Sleep is critical for growing bodies. Inadequate sleep interferes with metabolism, hormone production, mood and learning. Most school-aged kids do not get enough, but they need as much as 9-11 hours of sleep per night in order to be at their best. Some strategies to promote sleep include keeping a predictable routine; having a dark bedroom; building in a “wind-down” time before sleep; and minimizing screen-based media, especially in the 30 minutes before bed. Under no circumstances should your child be using screens in his/her bedroom - it is one of the strongest predictors of poor sleep. Come see me if anyone in your brood struggles with sleep; a combination of sleep hygiene strategies and relaxing herbs or supplements can help carry you or your little one safely off to dreamland.

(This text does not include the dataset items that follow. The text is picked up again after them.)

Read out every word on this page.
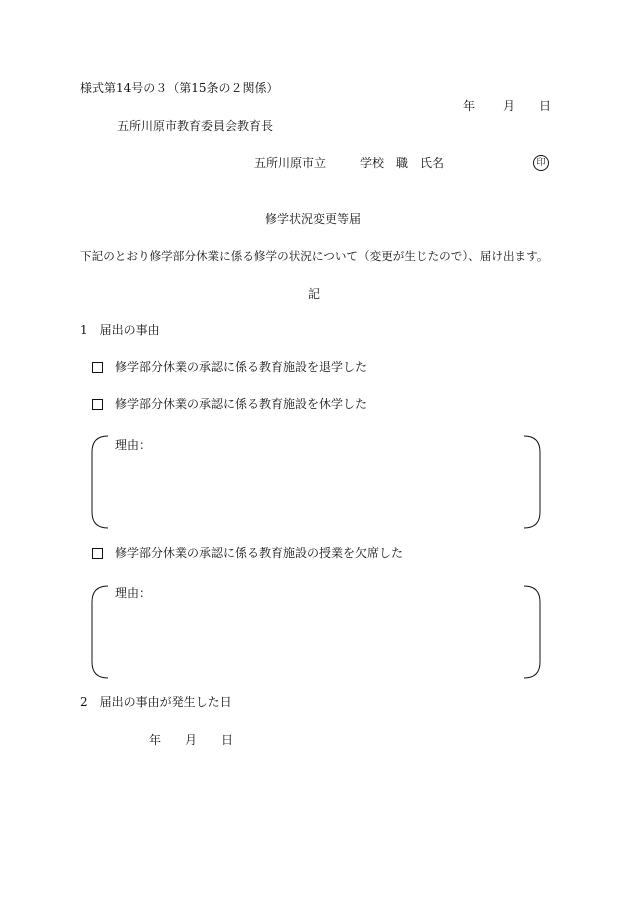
様式第14号の３（第15条の２関係）
年 月 日
五所川原市教育委員会教育長
五所川原市立	学校 職 氏名	印
修学状況変更等届
下記のとおり修学部分休業に係る修学の状況について（変更が生じたので）、届け出ます。
記
1　届出の事由
修学部分休業の承認に係る教育施設を退学した
修学部分休業の承認に係る教育施設を休学した
理由：
修学部分休業の承認に係る教育施設の授業を欠席した
理由：
2　届出の事由が発生した日
年 月 日
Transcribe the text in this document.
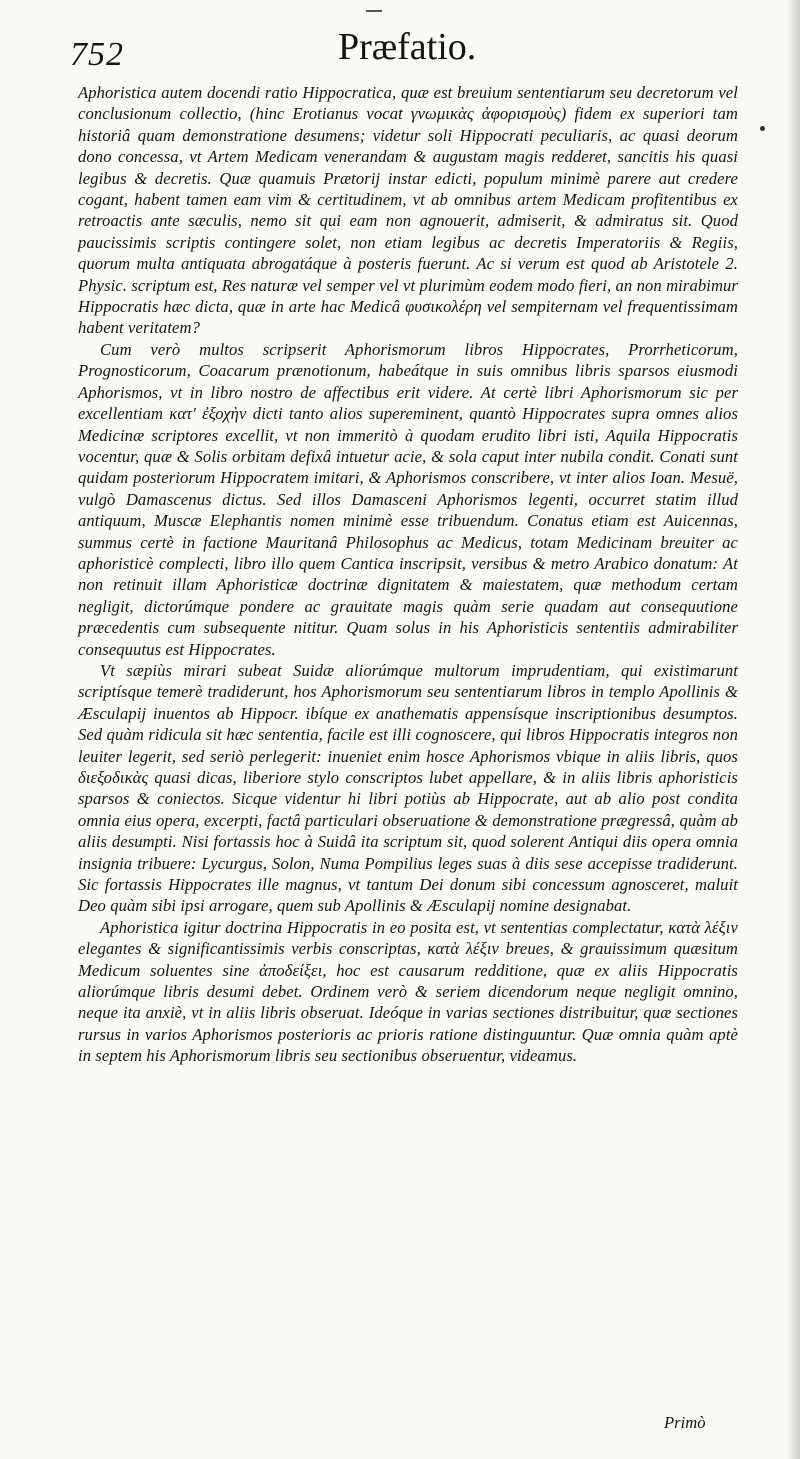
752	Præfatio.

Aphoristica autem docendi ratio Hippocratica, quæ est breuium sententiarum seu decretorum vel conclusionum collectio, (hinc Erotianus vocat γνωμικὰς ἀφορισμοὺς) fidem ex superiori tam historiâ quam demonstratione desumens; videtur soli Hippocrati peculiaris, ac quasi deorum dono concessa, vt Artem Medicam venerandam & augustam magis redderet, sancitis his quasi legibus & decretis. Quæ quamuis Prætorij instar edicti, populum minimè parere aut credere cogant, habent tamen eam vim & certitudinem, vt ab omnibus artem Medicam profitentibus ex retroactis ante sæculis, nemo sit qui eam non agnouerit, admiserit, & admiratus sit. Quod paucissimis scriptis contingere solet, non etiam legibus ac decretis Imperatoriis & Regiis, quorum multa antiquata abrogatáque à posteris fuerunt. Ac si verum est quod ab Aristotele 2. Physic. scriptum est, Res naturæ vel semper vel vt plurimùm eodem modo fieri, an non mirabimur Hippocratis hæc dicta, quæ in arte hac Medicâ φυσικολέρη vel sempiternam vel frequentissimam habent veritatem?

Cum verò multos scripserit Aphorismorum libros Hippocrates, Prorrheticorum, Prognosticorum, Coacarum prænotionum, habeátque in suis omnibus libris sparsos eiusmodi Aphorismos, vt in libro nostro de affectibus erit videre. At certè libri Aphorismorum sic per excellentiam κατ' ἐξοχὴν dicti tanto alios supereminent, quantò Hippocrates supra omnes alios Medicinæ scriptores excellit, vt non immeritò à quodam erudito libri isti, Aquila Hippocratis vocentur, quæ & Solis orbitam defixâ intuetur acie, & sola caput inter nubila condit. Conati sunt quidam posteriorum Hippocratem imitari, & Aphorismos conscribere, vt inter alios Ioan. Mesuë, vulgò Damascenus dictus. Sed illos Damasceni Aphorismos legenti, occurret statim illud antiquum, Muscæ Elephantis nomen minimè esse tribuendum. Conatus etiam est Auicennas, summus certè in factione Mauritanâ Philosophus ac Medicus, totam Medicinam breuiter ac aphoristicè complecti, libro illo quem Cantica inscripsit, versibus & metro Arabico donatum: At non retinuit illam Aphoristicæ doctrinæ dignitatem & maiestatem, quæ methodum certam negligit, dictorúmque pondere ac grauitate magis quàm serie quadam aut consequutione præcedentis cum subsequente nititur. Quam solus in his Aphoristicis sententiis admirabiliter consequutus est Hippocrates.

Vt sæpiùs mirari subeat Suidæ aliorúmque multorum imprudentiam, qui existimarunt scriptísque temerè tradiderunt, hos Aphorismorum seu sententiarum libros in templo Apollinis & Æsculapij inuentos ab Hippocr. ibíque ex anathematis appensísque inscriptionibus desumptos. Sed quàm ridicula sit hæc sententia, facile est illi cognoscere, qui libros Hippocratis integros non leuiter legerit, sed seriò perlegerit: inueniet enim hosce Aphorismos vbique in aliis libris, quos διεξοδικὰς quasi dicas, liberiore stylo conscriptos lubet appellare, & in aliis libris aphoristicis sparsos & coniectos. Sicque videntur hi libri potiùs ab Hippocrate, aut ab alio post condita omnia eius opera, excerpti, factâ particulari obseruatione & demonstratione prægressâ, quàm ab aliis desumpti. Nisi fortassis hoc à Suidâ ita scriptum sit, quod solerent Antiqui diis opera omnia insignia tribuere: Lycurgus, Solon, Numa Pompilius leges suas à diis sese accepisse tradiderunt. Sic fortassis Hippocrates ille magnus, vt tantum Dei donum sibi concessum agnosceret, maluit Deo quàm sibi ipsi arrogare, quem sub Apollinis & Æsculapij nomine designabat.

Aphoristica igitur doctrina Hippocratis in eo posita est, vt sententias complectatur, κατὰ λέξιν elegantes & significantissimis verbis conscriptas, κατὰ λέξιν breues, & grauissimum quæsitum Medicum soluentes sine ἀποδείξει, hoc est causarum redditione, quæ ex aliis Hippocratis aliorúmque libris desumi debet. Ordinem verò & seriem dicendorum neque negligit omnino, neque ita anxiè, vt in aliis libris obseruat. Ideóque in varias sectiones distribuitur, quæ sectiones rursus in varios Aphorismos posterioris ac prioris ratione distinguuntur. Quæ omnia quàm aptè in septem his Aphorismorum libris seu sectionibus obseruentur, videamus.

Primò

Stress levels can increase for everyone as kids head back to school, affecting sleep, immunity, weight and mood. Perception of control is an important factor; our family holds regular family meetings to ensure everyone is doing okay, and problem solve if anyone is struggling. Kids feel stress more than we sometimes realize; listening empathically and non-judgmentally helps foster attachment, which reduces stress and builds resilience. Sharing gratitude at family meals, or trying meditation or yoga together can help everyone cope when the pressure begins to rise. If stress becomes unmanageable, I can help through counselling or natural health products that can gently boost resilience. Don’t forget the power of sleep, physical activity and time outside to reduce stress!
If nutrition, physical activity levels, sleep and stress management are all under control, your family should sail through fall with flying colours! These are the pillars of great health, and will keep your family strong. However, talk to me about strategies for additional immune system support, since fall also marks the onset of cold and flu season. Happy fall!!